We'll see if I do that or something else entirely.

I have a few knitting projects on the needles but I don't want this post to be too long.  Gotta have something else to write about for the next post, after all.


Sunday, March 2, 2025

Ten Years of Blog Silence (and a doily pic!)

Wow, I can't believe it's been ten years since I published anything on this blog!  I kept meaning to, but Life got in the way.  Cross-country moves.  New interests.  So many other Real Life things.  No ambition to organize a post.  Plus I am still a lousy photographer.

Cell phone cameras are helping with the lousy photographer problem.

I still knit doilies as well as lots of other things.

Here's a photo of a doily I knit a while back.  It's still a terrible photo, but what the heck, I'll share it anyway.



It's Lavendel, a Niebling pattern from Erikas 79.  It has 6 pattern repeats per round and 184 rounds (plus the crochet cast-off).

This was a lot of fun to knit, though by the end, I was VERY ready to be done with it.  I'm still working on the stamina for larger doily projects.

The thread is some vintage stuff I found in a craft-recycle store.  At the time, it was getting harder and harder to find nice-quality fine threads for knitting doilies, especially in person in the local stores.  Heck, it's still nearly impossible -- I'm mostly using mail order for fine, tightly-twisted, high-quality thread even though I would love to support local places.  So...  at the time when I got this thread, I was going through thrift stores and craft-recycling stores and buying out any reasonable and affordable fine threads I could find.  If it was #30 or finer, and there was enough for a decent-sized project, it came home with me.

Anyway, the vintage thread is Clarks Big Ball 3-cord crochet #30.  I found several balls at various times/places.  Dye lot?  Who knows!  Age?  Who knows!  Mid to late 20th century, I assume.

Although I'm really loving #40 and finer, I will still knit doilies with #30.

Luckily this vintage stuff really doesn't have much of a dyelot.  There is no sign of where one ball of thread ran out and the next began.  I'm not going to question my good luck.  The thread itself is kind of mediocre, but it was good enough to be worth knitting a doily with.

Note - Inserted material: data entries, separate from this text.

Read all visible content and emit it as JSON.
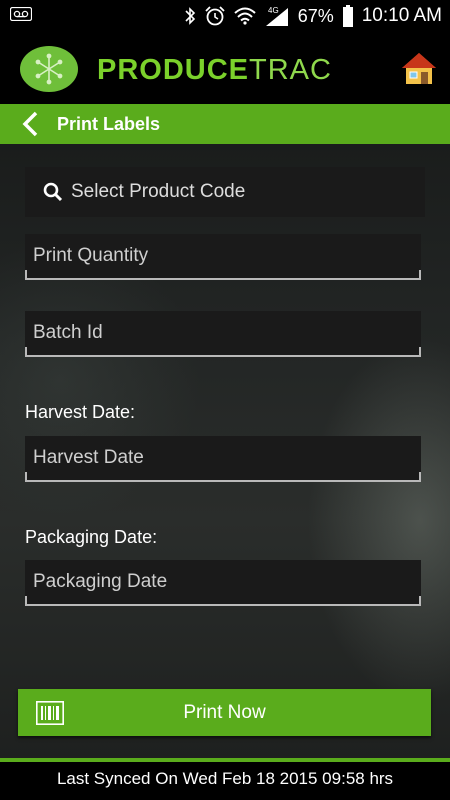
{
  "status_bar": {
    "battery": "67%",
    "network": "4G",
    "time": "10:10 AM",
    "icons": [
      "voicemail-icon",
      "bluetooth-icon",
      "alarm-icon",
      "wifi-icon",
      "signal-icon",
      "battery-icon"
    ]
  },
  "header": {
    "brand_part1": "PRODUCE",
    "brand_part2": "TRAC",
    "logo_icon": "asterisk-logo-icon",
    "home_icon": "home-icon"
  },
  "titlebar": {
    "title": "Print Labels",
    "back_icon": "chevron-left-icon"
  },
  "form": {
    "product_code_placeholder": "Select Product Code",
    "print_quantity_placeholder": "Print Quantity",
    "batch_id_placeholder": "Batch Id",
    "harvest_label": "Harvest Date:",
    "harvest_placeholder": "Harvest Date",
    "packaging_label": "Packaging Date:",
    "packaging_placeholder": "Packaging Date"
  },
  "actions": {
    "print_label": "Print Now",
    "print_icon": "barcode-icon"
  },
  "footer": {
    "sync_text": "Last Synced On Wed Feb 18 2015 09:58 hrs"
  },
  "colors": {
    "accent_green": "#5aac1c",
    "brand_green": "#7bd12b",
    "background": "#1b1d1c"
  }
}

I love the flower clusters of this pattern -- it's the flower from Niebling's Viola doily (that I did a long time ago), but repeated to be a full bouquet.  I mean, in the middle of doing wrap stitches along with crossed stitches and big-honking-decreases and all the other fun, I was questioning some of my life choices, but the results are so worthwhile.  I love the crossed stitches, the honeycomb mesh, the leaves, the asymmetry, and even the distortions in the fabric and how they serve the design.

It was tricky to block since it was larger than my largest blocking surface, and it was large enough that I had difficulty finding open floor/bed/etc. space for pinning it out.  It's slightly elliptical as a result.

This was finished a few years ago, and I don't think I've finished a doily since.  The next one I tried had a tricky background stitch, and after I screwed it up the third time, I decided that Fate was telling me something.  Then I got distracted by something else entirely, and I have not yet returned to the fine needles and threads and weird foreign-language obscurely-charted doily patterns that I seem to love so much.

I have a couple of small and simple doilies on my to-do list to get my doily-knitting mojo back.  Lavendel itself was the last doily in my previous doily-knitting binge.  Hopefully I can keep blogging here and go through some (or all) of the doilies I've knit since the last time I posted doily pics on this blog.

Much other knitting has occurred -- shawls, hats, sweaters, mittens, etc.  Hmm, no socks in the past few years; I need to get my sock-knitting mojo back, too.  I've done a lot of spinning.  Some sewing and crocheting.  A fair amount of narrow wares -- inkle weaving, tablet weaving, braiding, fingerloop braiding, and so on.  Other things that aren't fiber-related at all.

Hopefully I will keep this blog going for a while again.  I have many years of doilies and other knitting to document and natter on about!  Well, until the blog goes silent again.  Hopefully it won't be forever, and hopefully it won't even be ten years.